The MALHER study (medical management of chronic heart failure in Europe) is the largest-ever European study to look into the effect of prescribing practices on the outcome for heart failure patients outside of a clinical trial. The study looked at the way 1,410 patients with mild to moderate heart failure were treated in six European countries (France, Germany, Italy, the Netherlands, Spain and the UK). The patients, whose progress was followed for six months, were aged 40 or over, and had an average age of 69.
The researchers examined how closely the patients' treatment adhered to the guidelines issued by the European Society of Cardiology (ESC) in relation to the use of the five most commonly used cardiac drugs: ACE-inhibitors, beta-blockers, spironolactone, diuretics and cardiac glycosides.
'We found that where doctors had treated their patients in accordance with the ESC guidelines, fewer patients had to be referred to the hospital due to deterioration of their heart failure or for cardiovascular symptoms, and there was a longer time before patients had to be readmitted to hospital because of their symptoms,' said Michel Komajda, professor of cardiology at the Pitie-Salpetriere Hospital in Paris and the main author of the report.

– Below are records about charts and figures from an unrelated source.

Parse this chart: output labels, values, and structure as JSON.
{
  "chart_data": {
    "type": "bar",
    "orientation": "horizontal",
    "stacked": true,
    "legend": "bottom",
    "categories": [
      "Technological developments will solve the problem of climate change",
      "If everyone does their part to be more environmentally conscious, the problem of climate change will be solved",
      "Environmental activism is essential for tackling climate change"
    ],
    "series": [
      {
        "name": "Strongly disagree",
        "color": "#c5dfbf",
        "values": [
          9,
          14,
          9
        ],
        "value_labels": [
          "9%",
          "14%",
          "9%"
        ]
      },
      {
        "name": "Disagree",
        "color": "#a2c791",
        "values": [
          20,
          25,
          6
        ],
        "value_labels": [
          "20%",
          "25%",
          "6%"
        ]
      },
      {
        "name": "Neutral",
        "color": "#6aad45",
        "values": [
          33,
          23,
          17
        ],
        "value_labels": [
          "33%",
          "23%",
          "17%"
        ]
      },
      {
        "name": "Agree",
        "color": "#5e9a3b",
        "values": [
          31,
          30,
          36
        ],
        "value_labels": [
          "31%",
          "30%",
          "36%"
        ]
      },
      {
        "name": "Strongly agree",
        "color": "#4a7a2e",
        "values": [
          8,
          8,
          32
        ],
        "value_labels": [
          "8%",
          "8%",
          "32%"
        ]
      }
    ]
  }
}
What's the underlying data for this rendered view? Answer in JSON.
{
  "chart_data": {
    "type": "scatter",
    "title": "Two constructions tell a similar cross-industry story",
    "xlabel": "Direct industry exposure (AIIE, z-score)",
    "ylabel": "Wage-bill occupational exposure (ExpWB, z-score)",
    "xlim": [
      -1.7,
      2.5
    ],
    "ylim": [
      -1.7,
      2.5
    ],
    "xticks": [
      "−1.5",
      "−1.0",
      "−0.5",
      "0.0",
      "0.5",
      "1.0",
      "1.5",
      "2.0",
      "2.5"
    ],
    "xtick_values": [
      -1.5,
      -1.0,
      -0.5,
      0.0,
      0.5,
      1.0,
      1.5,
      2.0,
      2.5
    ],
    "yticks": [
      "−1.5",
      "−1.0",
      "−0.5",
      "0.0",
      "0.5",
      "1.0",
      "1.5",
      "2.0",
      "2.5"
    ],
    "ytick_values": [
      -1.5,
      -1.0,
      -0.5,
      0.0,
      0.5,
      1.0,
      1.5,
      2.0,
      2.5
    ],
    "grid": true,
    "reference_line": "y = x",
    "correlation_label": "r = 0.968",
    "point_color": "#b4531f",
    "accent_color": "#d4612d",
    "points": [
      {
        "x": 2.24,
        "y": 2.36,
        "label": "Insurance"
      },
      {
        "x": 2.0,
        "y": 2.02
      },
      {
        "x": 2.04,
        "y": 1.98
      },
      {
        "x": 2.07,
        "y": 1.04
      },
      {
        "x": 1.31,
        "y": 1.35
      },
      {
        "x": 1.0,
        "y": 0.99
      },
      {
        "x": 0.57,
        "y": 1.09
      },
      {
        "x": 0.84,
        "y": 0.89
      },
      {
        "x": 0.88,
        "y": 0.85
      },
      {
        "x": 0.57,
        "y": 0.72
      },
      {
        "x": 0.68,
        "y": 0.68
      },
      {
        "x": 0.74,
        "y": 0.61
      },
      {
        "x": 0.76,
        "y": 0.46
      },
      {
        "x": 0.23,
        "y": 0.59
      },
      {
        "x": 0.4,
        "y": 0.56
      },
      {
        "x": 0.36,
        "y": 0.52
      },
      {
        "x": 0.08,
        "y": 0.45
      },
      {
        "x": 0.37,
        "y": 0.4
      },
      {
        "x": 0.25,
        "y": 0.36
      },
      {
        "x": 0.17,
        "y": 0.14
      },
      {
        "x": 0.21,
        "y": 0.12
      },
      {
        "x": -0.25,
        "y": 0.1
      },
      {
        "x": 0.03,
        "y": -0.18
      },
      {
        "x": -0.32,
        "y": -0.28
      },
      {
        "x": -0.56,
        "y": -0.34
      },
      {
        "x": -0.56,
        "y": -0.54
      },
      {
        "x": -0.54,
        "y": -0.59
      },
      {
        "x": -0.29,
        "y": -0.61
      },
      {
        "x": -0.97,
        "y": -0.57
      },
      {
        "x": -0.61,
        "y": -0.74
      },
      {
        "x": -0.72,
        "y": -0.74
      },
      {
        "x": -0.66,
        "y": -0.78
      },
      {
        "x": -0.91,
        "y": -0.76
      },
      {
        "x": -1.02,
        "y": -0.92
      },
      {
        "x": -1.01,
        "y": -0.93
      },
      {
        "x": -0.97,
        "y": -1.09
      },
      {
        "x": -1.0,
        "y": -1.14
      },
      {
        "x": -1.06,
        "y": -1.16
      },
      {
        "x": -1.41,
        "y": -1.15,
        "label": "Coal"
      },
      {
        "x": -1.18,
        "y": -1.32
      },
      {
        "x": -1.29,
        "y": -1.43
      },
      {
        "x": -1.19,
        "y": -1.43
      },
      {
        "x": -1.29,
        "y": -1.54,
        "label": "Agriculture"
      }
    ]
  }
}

'However, the study showed that only 60 per cent of patients were treated according to the ESC guidelines with ACE-inhibitors2, beta-blockers or spironolactone3 - the three cardiac drugs for which there is the strongest evidence of benefit - and only 63 per cent of patients were treated according to the guidelines for these three drugs plus the two other commonly used drugs, cardiac glycosides and diuretics. This means there is a high proportion of patients who are not receiving the best possible treatment for their condition, and who suffer worsening symptoms and even death as a result,' he added.
According to Professor Komajda, there is plenty of room for improvement in the treatment of patients with heart failure and training programmes to improve the quality of care for cardiac patients should be developed.
It is hoped that the result of the MALHER study will encourage cardiologists to adhere to treatment guidelines. Indeed, a related study has underlined the difficulty of persuading doctors to follow guidelines for treatment rather than relying on their own impressions of what might be best. In some cases, patients who are most in need of the best treatment receive the worst, state the authors.
'It is obvious that guidelines improve outcome, so it is hard to understand why they are adopted so poorly. Surveys have shown that a limited number of doctors actually know about the existence of the guidelines, and even when they do know, they do not necessarily put them into medical practice. Sometimes physicians feel they are flooded by too much information and a plethora of guidelines,' explains Jean-Pierre Bassand, head of the department of cardiology at the University Hospital Jean Minjoz in Besançon, France.
Reasons why doctors do not follow guidelines include economic constraints, lack of belief in the guidelines and 'nihilism', believes Professor Bassand.
'This means that treatments with life-saving potential are under-prescribed for a wide variety of reasons, valid or otherwise,' he says.
Professor Bassand therefore calls on guidelines issued by professional organisations such as the ESC to be considered as pivotal educational tools that should be used in continuing medical education programmes, which all doctors should attend so that they can update and extend their knowledge.
'Otherwise, many patients will continue to suffer unnecessarily,' he concluded.